Carina: Making people happy with food! Getting positive feedback is like an adrenaline rush.

LuAnne: What’s the most challenging part?

Carina: Giving up the security of the guaranteed paycheck and…corporate benefits.

LuAnne: Why did you decide to be a personal chef as opposed to, say, opening another catering business or doing some other type of cooking-related work?

Carina: As a personal chef I can have more of a relationship with a family or (an) individual that I am cooking for over a longer period of time, usually on a weekly basis. Catering tends to be one-time events. They can repeat, but much less often.

LuAnne: How do you define “success”?

Carina: Success is doing what I love for a living, halving the number of hours that I am out working, making people happy. Food just has a way of making people happy. Hopefully they also make better food choices when I offer them many healthy options. “Carina is Cooking. Eat Well. Be Well.” – that is my tag line. That is my hope.

LuAnne: What is one thing you would tell someone who’s curious about hiring a personal chef, or becoming one themselves?

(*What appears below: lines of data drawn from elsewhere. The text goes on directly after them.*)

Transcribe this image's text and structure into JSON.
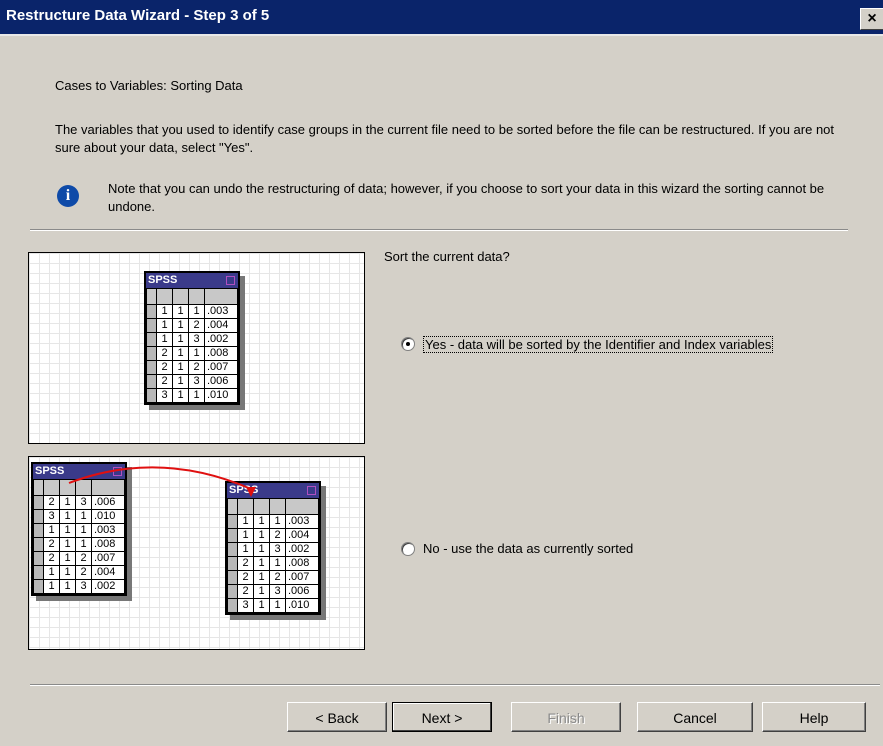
{
  "window": {
    "title": "Restructure Data Wizard - Step 3 of 5",
    "close_glyph": "×"
  },
  "heading": "Cases to Variables: Sorting Data",
  "intro_text": "The variables that you used to identify case groups in the current file need to be sorted before the file can be restructured.  If you are not sure about your data, select \"Yes\".",
  "note": {
    "icon": "info-icon",
    "icon_glyph": "i",
    "text": "Note that you can undo the restructuring of data; however, if you choose to sort your data in this wizard the sorting cannot be undone."
  },
  "illustration": {
    "window_label": "SPSS",
    "sorted_rows": [
      [
        "1",
        "1",
        "1",
        ".003"
      ],
      [
        "1",
        "1",
        "2",
        ".004"
      ],
      [
        "1",
        "1",
        "3",
        ".002"
      ],
      [
        "2",
        "1",
        "1",
        ".008"
      ],
      [
        "2",
        "1",
        "2",
        ".007"
      ],
      [
        "2",
        "1",
        "3",
        ".006"
      ],
      [
        "3",
        "1",
        "1",
        ".010"
      ]
    ],
    "unsorted_rows": [
      [
        "2",
        "1",
        "3",
        ".006"
      ],
      [
        "3",
        "1",
        "1",
        ".010"
      ],
      [
        "1",
        "1",
        "1",
        ".003"
      ],
      [
        "2",
        "1",
        "1",
        ".008"
      ],
      [
        "2",
        "1",
        "2",
        ".007"
      ],
      [
        "1",
        "1",
        "2",
        ".004"
      ],
      [
        "1",
        "1",
        "3",
        ".002"
      ]
    ],
    "arrow_color": "#e01010"
  },
  "sort_question": "Sort the current data?",
  "options": [
    {
      "label": "Yes - data will be sorted by the Identifier and Index variables",
      "selected": true
    },
    {
      "label": "No - use the data as currently sorted",
      "selected": false
    }
  ],
  "buttons": {
    "back": "< Back",
    "next": "Next >",
    "finish": "Finish",
    "cancel": "Cancel",
    "help": "Help"
  }
}
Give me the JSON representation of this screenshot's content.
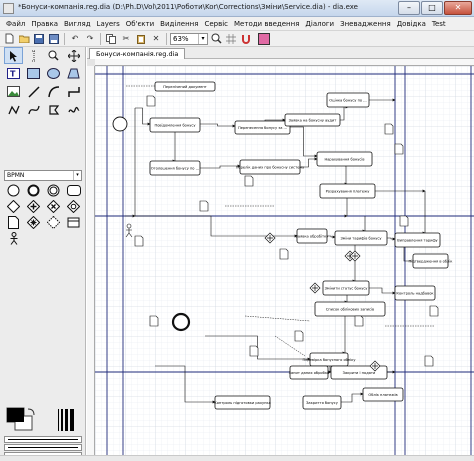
{
  "window": {
    "title": "*Бонуси-компанія.reg.dia (D:\\Ph.D\\Vol\\2011\\Роботи\\Kor\\Corrections\\Зміни\\Service.dia) - dia.exe",
    "minimize_label": "–",
    "maximize_label": "□",
    "close_label": "✕"
  },
  "menu": [
    "Файл",
    "Правка",
    "Вигляд",
    "Layers",
    "Об'єкти",
    "Виділення",
    "Сервіс",
    "Методи введення",
    "Діалоги",
    "Зневадження",
    "Довідка",
    "Test"
  ],
  "toolbar": {
    "zoom": "63%",
    "zoom_arrow": "▾",
    "accent_color": "#e06aa4"
  },
  "toolbox": {
    "sheet": "BPMN",
    "sheet_arrow": "▾",
    "tools": [
      "pointer-icon",
      "text-cursor-icon",
      "zoom-icon",
      "move-icon",
      "text-icon",
      "box-icon",
      "ellipse-icon",
      "polygon-icon",
      "image-icon",
      "line-icon",
      "arc-icon",
      "zigzag-icon",
      "polyline-icon",
      "bezier-icon",
      "outline-icon",
      "freehand-icon"
    ],
    "shapes": [
      "bpmn-circle-icon",
      "bpmn-thick-circle-icon",
      "bpmn-double-circle-icon",
      "bpmn-rounded-rect-icon",
      "bpmn-gateway-icon",
      "bpmn-gateway-plus-icon",
      "bpmn-gateway-x-icon",
      "bpmn-gateway-circle-icon",
      "bpmn-document-icon",
      "bpmn-gateway-star-icon",
      "bpmn-dashed-diamond-icon",
      "bpmn-data-store-icon",
      "bpmn-actor-icon"
    ],
    "foreground_color": "#000000",
    "background_color": "#ffffff"
  },
  "document": {
    "tab_label": "Бонуси-компанія.reg.dia"
  },
  "diagram": {
    "nodes": [
      "Перелічений документ",
      "Повідомлення бонусу",
      "Оголошення бонусу по ...",
      "Перенесення бонусу за ...",
      "Оцінка бонусу по ...",
      "Заявка на бонусну аудит",
      "Перелік даних про бонусну систему",
      "Нарахування бонусів",
      "Розрахування платежу",
      "Заявка обробітку",
      "Зміни тарифів бонусу",
      "Виправлення тарифу",
      "Підтвердження в облік",
      "Змінити статус бонусу",
      "Список облікових записів",
      "Контроль надбавок",
      "Перевірка бонусного обліку",
      "Закриття бонусу",
      "Контроль підготовки рахунка",
      "Облік платежів",
      "Закрити і подати",
      "Запит даних обробки"
    ]
  }
}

Carina: Hiring one: the ideal situation is (that) you should be able to eat the kind of food you want to eat prepared the way you like. If you have nutrition goals, I can help you with that. Becoming a personal chef: it’s fun and a challenge. Your challenge is to keep your customer very happy. You have to amaze them and do that every time. If you can do that you will be successful. It is hard to hold back your own food philosophy, but you have to. However, always have the perspective that whatever (your customer is) trying to do, you can nudge them a little in the right direction simply by preparing delicious food.

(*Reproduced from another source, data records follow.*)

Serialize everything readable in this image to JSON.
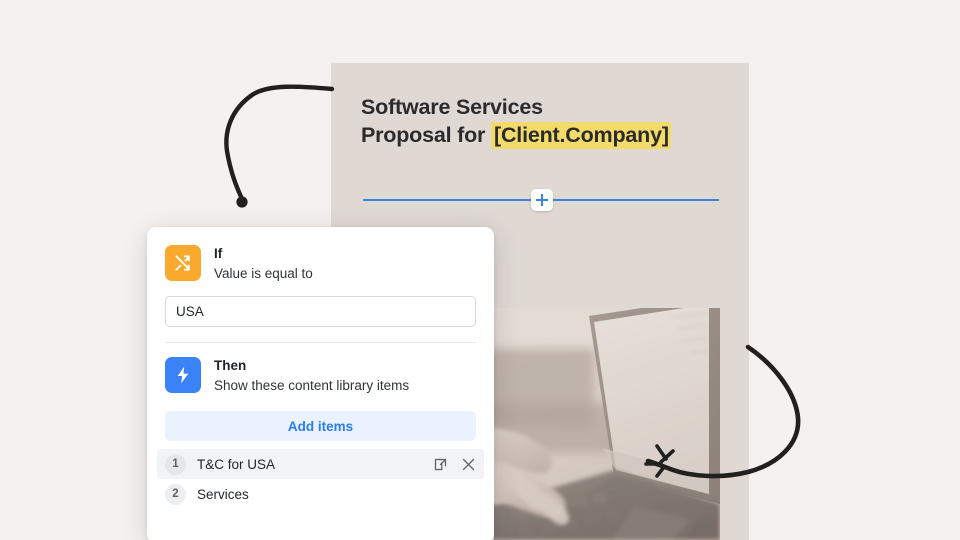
{
  "canvas": {
    "background_color": "#F4F1EE"
  },
  "document_preview": {
    "background_color": "#DFD8D3",
    "title_line1": "Software Services",
    "title_line2_prefix": "Proposal for ",
    "title_token": "[Client.Company]",
    "highlight_color": "#F2DA6B",
    "insert_divider": {
      "line_color": "#3B82E0",
      "add_button_label": "+"
    },
    "photo_alt": "hands typing on a laptop keyboard"
  },
  "decorations": {
    "arrow_left_name": "hand-drawn-curved-arrow-left",
    "arrow_right_name": "hand-drawn-curved-arrow-right",
    "sparkle_name": "hand-drawn-sparkle"
  },
  "logic_card": {
    "if_section": {
      "icon": "shuffle-icon",
      "icon_color": "#FBA92C",
      "label": "If",
      "description": "Value is equal to",
      "value_input": {
        "value": "USA",
        "placeholder": "Enter a value"
      }
    },
    "then_section": {
      "icon": "lightning-bolt-icon",
      "icon_color": "#3B82F6",
      "label": "Then",
      "description": "Show these content library items"
    },
    "add_items_label": "Add items",
    "add_items_color": "#2B7CF0",
    "items": [
      {
        "number": "1",
        "label": "T&C for USA",
        "active": true
      },
      {
        "number": "2",
        "label": "Services",
        "active": false
      }
    ]
  }
}
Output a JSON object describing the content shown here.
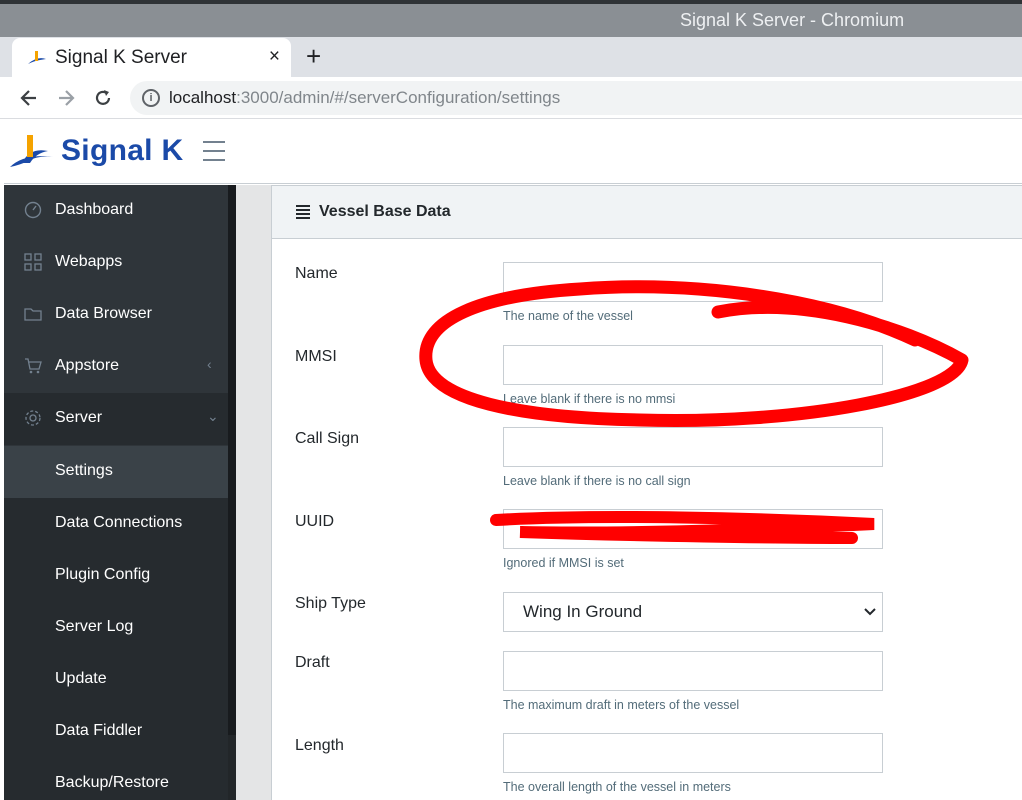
{
  "window": {
    "title": "Signal K Server - Chromium"
  },
  "browser": {
    "tab_title": "Signal K Server",
    "tab_close": "×",
    "new_tab": "+",
    "url_host": "localhost",
    "url_rest": ":3000/admin/#/serverConfiguration/settings"
  },
  "brand": {
    "name": "Signal K"
  },
  "sidebar": {
    "items": [
      {
        "label": "Dashboard",
        "icon": "speedometer-icon"
      },
      {
        "label": "Webapps",
        "icon": "grid-icon"
      },
      {
        "label": "Data Browser",
        "icon": "folder-icon"
      },
      {
        "label": "Appstore",
        "icon": "cart-icon",
        "chevron": "‹"
      },
      {
        "label": "Server",
        "icon": "gear-icon",
        "chevron": "⌄"
      }
    ],
    "sub_items": [
      {
        "label": "Settings",
        "active": true
      },
      {
        "label": "Data Connections"
      },
      {
        "label": "Plugin Config"
      },
      {
        "label": "Server Log"
      },
      {
        "label": "Update"
      },
      {
        "label": "Data Fiddler"
      },
      {
        "label": "Backup/Restore"
      }
    ]
  },
  "card": {
    "title": "Vessel Base Data",
    "fields": {
      "name": {
        "label": "Name",
        "value": "",
        "help": "The name of the vessel"
      },
      "mmsi": {
        "label": "MMSI",
        "value": "",
        "help": "Leave blank if there is no mmsi"
      },
      "callsign": {
        "label": "Call Sign",
        "value": "",
        "help": "Leave blank if there is no call sign"
      },
      "uuid": {
        "label": "UUID",
        "help": "Ignored if MMSI is set"
      },
      "shiptype": {
        "label": "Ship Type",
        "value": "Wing In Ground"
      },
      "draft": {
        "label": "Draft",
        "value": "",
        "help": "The maximum draft in meters of the vessel"
      },
      "length": {
        "label": "Length",
        "value": "",
        "help": "The overall length of the vessel in meters"
      }
    }
  },
  "colors": {
    "brand": "#1b4aa8",
    "sidebar": "#2f353a",
    "annotation": "#ff0000"
  }
}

LuAnne: Is there anything you think would be helpful to someone reading this, who might be thinking of taking some concrete steps towards achieving their own dream, changing career paths, embarking on new learning, or trying something that they’ve never done but always wanted to try?

Carina: I wouldn’t ever go back. It’s worth it. Try a little at first. The catering stint helped me with the decision making and I learned something about the chef business. I’m lucky that I have the support of my family, especially my husband whom I bounce ideas off of all the time.




Seriously, that’s some great advice – “try a little at first”.

Because what do you really have to lose if you try a little? After all, every journey begins with a single step.